Così il 21 gennaio, Almasri fu scarcerato e portato il Libia con un volo di Stato. Da allora ci sono accese varie accuse al Governo fino ad oggi che con un voto ad alta tensione, è stata respinta la richiesta di autorizzazione a procedere contro il Ministro della Giustizia, Carlo Nordio, il Ministro dell'Interno, Matteo Piantedosi e il Sottosegretario alla Presidenza del Consiglio, Alfredo Mantovano. Questo esito ha di fatto archiviato la possibilità di un processo a carico dei tre esponenti di spicco, innescando immediate e feroci polemiche in Parlamento.
Il contenzioso
Le accuse mosse contro i tre ministeri riguardavano presunte responsabilità e omissioni in relazione a fatti specifici legati al Caso Almasri (che nel contesto reale si riferisce a una situazione delicata di sicurezza, espulsione o gestione di informazioni sensibili).

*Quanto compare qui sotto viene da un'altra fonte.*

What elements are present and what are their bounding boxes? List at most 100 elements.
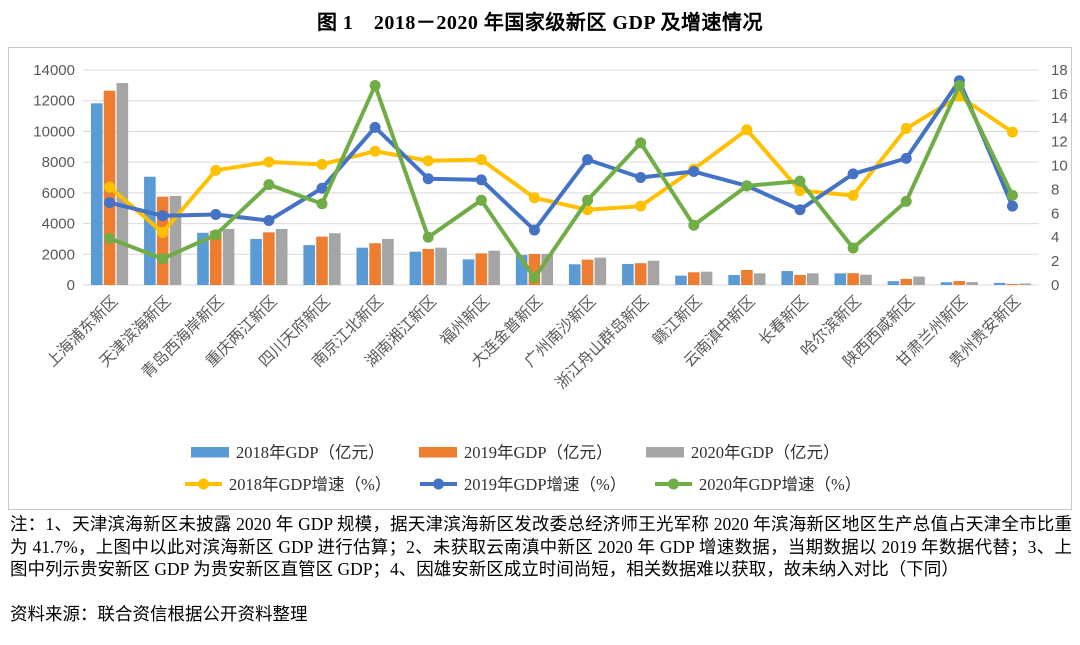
bar [369,243,381,285]
legend-swatch [646,447,684,458]
data-point-marker [475,194,487,206]
figure-title: 图 1 2018－2020 年国家级新区 GDP 及增速情况 [316,12,764,34]
x-category-label: 长春新区 [755,292,812,349]
bar [753,273,766,285]
legend-swatch [191,447,229,458]
bar [940,282,953,285]
data-point-marker [475,154,487,166]
bar [209,230,222,285]
bar-series-1 [90,103,1006,285]
legend-item-bar-3: 2020年GDP（亿元） [646,443,840,462]
data-point-marker [422,155,434,167]
data-point-marker [635,137,647,149]
data-point-marker [263,215,275,226]
data-point-marker [157,253,169,265]
legend-marker [668,478,679,490]
data-source: 资料来源：联合资信根据公开资料整理 [10,604,308,624]
right-axis-labels: 0 2 4 6 8 10 12 14 16 18 [1051,62,1068,294]
bar [634,263,647,285]
data-point-marker [847,189,859,201]
bar [90,103,103,285]
data-point-marker [847,168,859,180]
bar [422,248,435,285]
legend-label: 2020年GDP增速（%） [699,475,861,494]
data-point-marker [316,182,328,194]
legend-marker [433,478,444,490]
y-axis-label-left: 2000 [42,246,75,263]
y-axis-label-right: 4 [1051,229,1059,246]
bar [953,281,966,285]
data-point-marker [210,164,222,176]
y-axis-label-left: 8000 [42,154,75,171]
data-point-marker [953,80,965,92]
data-point-marker [369,80,381,92]
data-point-marker [316,198,328,210]
chart-legend: 2018年GDP（亿元） 2019年GDP（亿元） 2020年GDP（亿元） 2018… [185,443,861,494]
data-point-marker [104,197,116,209]
data-point-marker [475,174,487,186]
data-point-marker [528,224,540,236]
data-point-marker [635,172,647,183]
growth-line-path [107,94,1015,235]
bar [329,233,341,285]
bar [675,275,687,285]
gridlines [83,69,1039,286]
data-point-marker [157,210,169,222]
data-point-marker [688,219,700,231]
y-axis-label-right: 16 [1051,86,1068,103]
bar [647,260,660,285]
bar [900,278,913,285]
y-axis-label-right: 12 [1051,134,1068,151]
data-point-marker [900,152,912,164]
bar [993,282,1006,285]
y-axis-label-right: 18 [1051,62,1068,79]
legend-item-bar-2: 2019年GDP（亿元） [419,443,613,462]
bar [581,259,594,285]
data-point-marker [316,158,328,170]
y-axis-label-left: 10000 [33,123,75,140]
x-category-label: 浙江舟山群岛新区 [552,292,652,392]
x-category-label: 赣江新区 [649,292,706,349]
bar [913,276,925,285]
y-axis-label-left: 14000 [33,62,75,79]
y-axis-label-right: 2 [1051,253,1059,270]
growth-line-path [107,78,1015,233]
y-axis-label-left: 6000 [42,185,75,202]
data-point-marker [635,200,647,212]
bar [515,255,528,285]
legend-marker [198,478,209,490]
data-point-marker [794,175,806,187]
data-point-marker [1006,200,1018,212]
bar [887,281,900,285]
data-point-marker [900,123,912,135]
bar [1019,283,1032,285]
bar [356,247,369,285]
legend-label: 2020年GDP（亿元） [691,443,840,462]
data-point-marker [369,121,381,133]
data-point-marker [688,166,700,178]
bar-series-3 [116,83,1032,285]
data-point-marker [582,194,594,206]
y-axis-label-left: 4000 [42,216,75,233]
data-point-marker [210,229,222,241]
bar [860,274,872,285]
data-point-marker [422,173,434,185]
bar [382,238,394,285]
data-point-marker [104,232,116,244]
bar [687,272,700,285]
data-point-marker [263,179,275,191]
data-point-marker [104,181,116,193]
bar [222,228,235,285]
y-axis-label-right: 14 [1051,110,1068,127]
bar [728,275,740,285]
legend-swatch [419,447,457,458]
bar [794,275,806,285]
bar [541,253,554,285]
chart-note: 注：1、天津滨海新区未披露 2020 年 GDP 规模，据天津滨海新区发改委总经… [10,514,1072,579]
legend-label: 2019年GDP增速（%） [464,475,626,494]
y-axis-label-left: 0 [67,277,75,294]
legend-item-line-1: 2018年GDP增速（%） [185,475,391,494]
bar [435,247,447,285]
bar [144,176,156,285]
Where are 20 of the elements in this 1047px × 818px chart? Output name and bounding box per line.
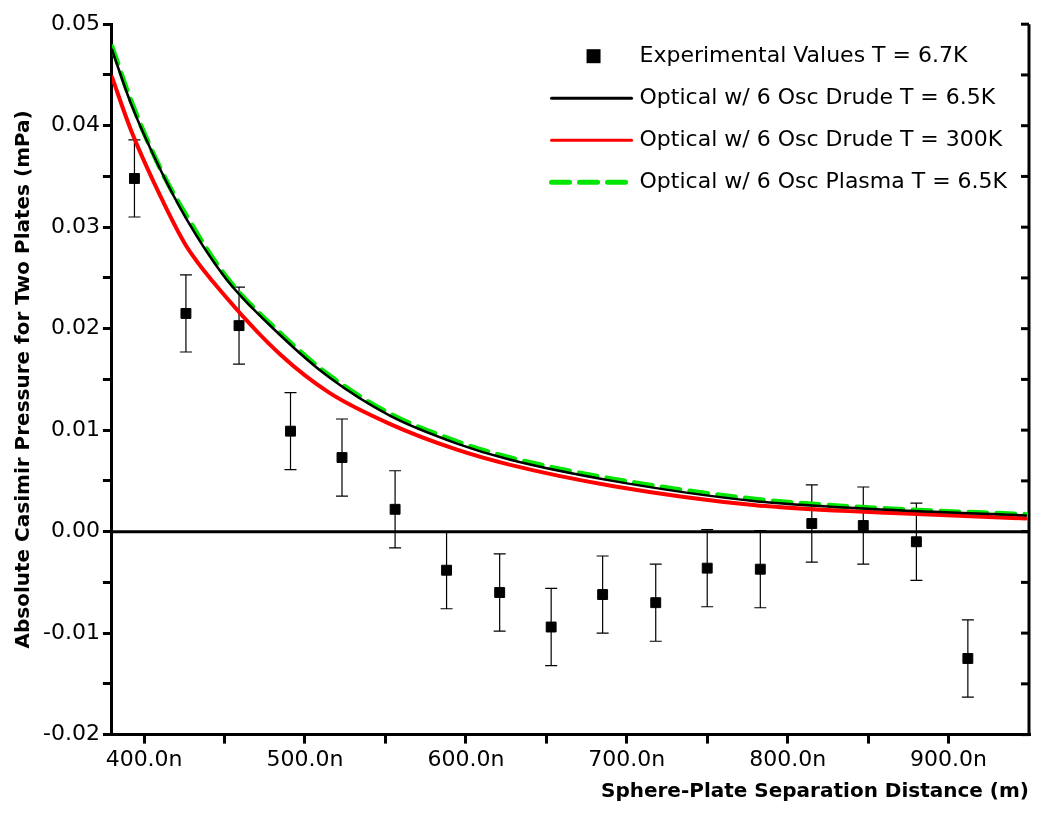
y-tick-label: 0.00 — [50, 517, 100, 543]
y-tick-label: 0.04 — [50, 111, 100, 137]
x-tick-label: 600.0n — [427, 745, 505, 771]
legend-label: Optical w/ 6 Osc Drude T = 6.5K — [639, 83, 996, 109]
x-tick-label: 500.0n — [266, 745, 344, 771]
y-tick-label: 0.03 — [50, 212, 100, 238]
legend-label: Optical w/ 6 Osc Plasma T = 6.5K — [639, 167, 1008, 193]
x-tick-label: 900.0n — [910, 745, 988, 771]
y-tick-label: -0.02 — [42, 720, 100, 746]
x-tick-label: 700.0n — [588, 745, 666, 771]
y-tick-label: 0.05 — [50, 9, 100, 35]
y-tick-label: 0.01 — [50, 415, 100, 441]
x-tick-label: 400.0n — [105, 745, 183, 771]
legend-label: Optical w/ 6 Osc Drude T = 300K — [639, 125, 1003, 151]
x-axis-title: Sphere-Plate Separation Distance (m) — [600, 778, 1029, 803]
y-axis-title: Absolute Casimir Pressure for Two Plates (mPa) — [10, 110, 35, 649]
y-tick-label: 0.02 — [50, 314, 100, 340]
legend-label: Experimental Values T = 6.7K — [639, 41, 968, 67]
x-tick-label: 800.0n — [749, 745, 827, 771]
y-tick-label: -0.01 — [42, 618, 100, 644]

Le opposizioni avevano puntato con forza sulla necessità di un'inchiesta giudiziaria per accertare eventuali mancanze a livello ministeriale.
La richiesta, avanzata con grande enfasi politica, mirava a mettere in seria difficoltà l'esecutivo, costringendolo a confrontarsi con la possibilità di un procedimento giudiziario per i suoi membri chiave. Tuttavia, l'esito del voto a scrutinio segreto ha dimostrato una solidità inaspettata della maggioranza, rafforzata da sostegni trasversali.
Contro l'autorizzazione a procedere anche alcuni esponenti delle opposizioni
I voti a favore del NO all'autorizzazione a procedere superano la mera maggioranza di Governo. Ciò significa che numerosi parlamentari appartenenti ai banchi delle opposizioni hanno scelto di non seguire la linea del proprio partito , votando contro la richiesta di processo per i ministeri.
Questi sono i temuti "franchi tiratori" : deputati che, sfruttando la segretezza dell'urna, hanno agito in autonomia, silurando di fatto l'iniziativa dei loro stessi leader. Questa defezione ha garantito la blindatura politica e giudiziaria dei tre esponenti di Governo. L'ipotesi più accreditata è che vi siano state profonde divergenze di opinione sull'opportunità di innescare una crisi giudiziaria di racconto portata, o forse una vera indisciplina interna in alcuni gruppi.
Le reazioni
Intanto i legali delle vittime di Almasri si sono fatti sentire. L'avvocato Francesco Romeo , legale di una delle vittime di Almasri, ha parlato di un voto di maggioranza che "calpesta la Costituzione e la legalità internazionale" .
Ha annunciato l'intenzione di ricorrere alla Corte Costituzionale per sollevare un conflitto di attribuzione tra poteri dello Stato , ritenendo che l'immunità parlamentare abbia creato una "zona franca o zona d'impunità" per chi ricopre cariche di Governo.